Hopefully, Dr Harvey's intervention, at the launch of the new study on the attitudes and beliefs around sexual health issues, will ignite renewed, serious debate in the issues. Not least of the matters to be addressed is the hypocrisy that surrounds prostitution and the blatantly gender-biased attitudes, including from officialdom, towards prostitution.
Some implications
Indeed, insofar that anyone is victimised in the business of sex as business, it's women. For whatever the letter of law, society is predisposed to allow the usually male clients of prostitutes a pass, with the proverbial nod and wink. Female purveyors of sex are often harassed and arrested. Sex workers face a paradoxical hostility and stigma, with potentially significant consequences to the society.
Dr Harvey, in his remarks last week, focused on some of the implications for public health because of the attitude. The illegality of prostitution pushes sex workers underground, away from accessing public health services. Therein lies the danger for the spread of HIV/AIDS and other preventable STDs among sex workers and their clients, especially at the lower end of the socio-economic strata, where sex workers are less able to negotiate their own solutions to health and safety. Indeed, the health ministry suggests there is already a high incidence of HIV/AIDS among this group.
Breaking the cycle
We agree with Dr Harvey that decriminalisation of prostitution will help to break the cycle of deception and deceit, allow for health interventions, and help to create an environment that lowers high-risk behaviour in this group.

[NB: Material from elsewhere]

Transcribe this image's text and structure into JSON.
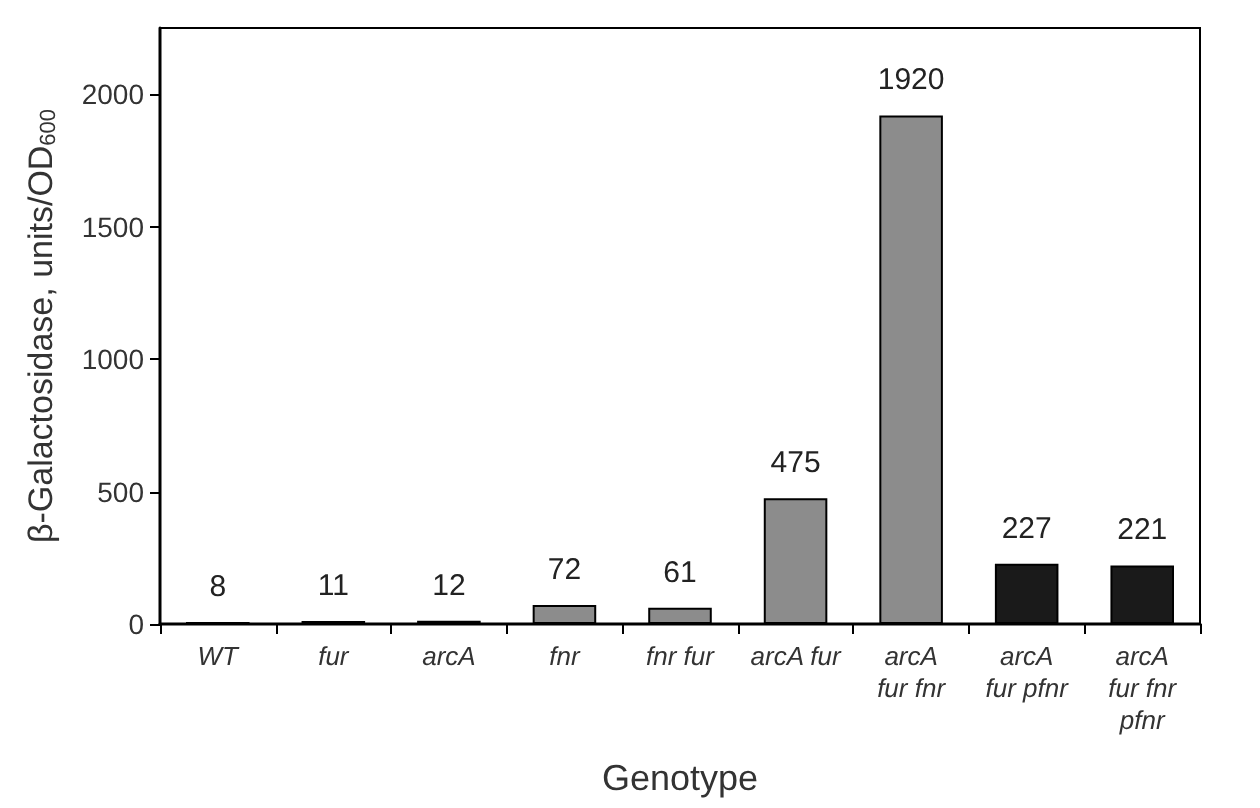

But such change will only come with bold leadership and a willingness of the Government to confront official hypocrisy and its long-standing failure of pragmatism: an acceptance that prostitution will not just dissipate. And while it may go underground, it won't be policed out of existence.
Health sector officials like Dr Harvey and Dr Peter Figueroa, who previously, in the middle of the decade, placed the matter of decriminalisation on the agenda, have shown clear understanding and the necessary courage. They have been let down by those with power to effect meaningful change.
Three years ago, a parliamentary committee suggested that the position of the health officials on homosexuality and prostitution was worthy of debate. But the legislature dithered. There are no signs that it has developed the necessary backbone to go further.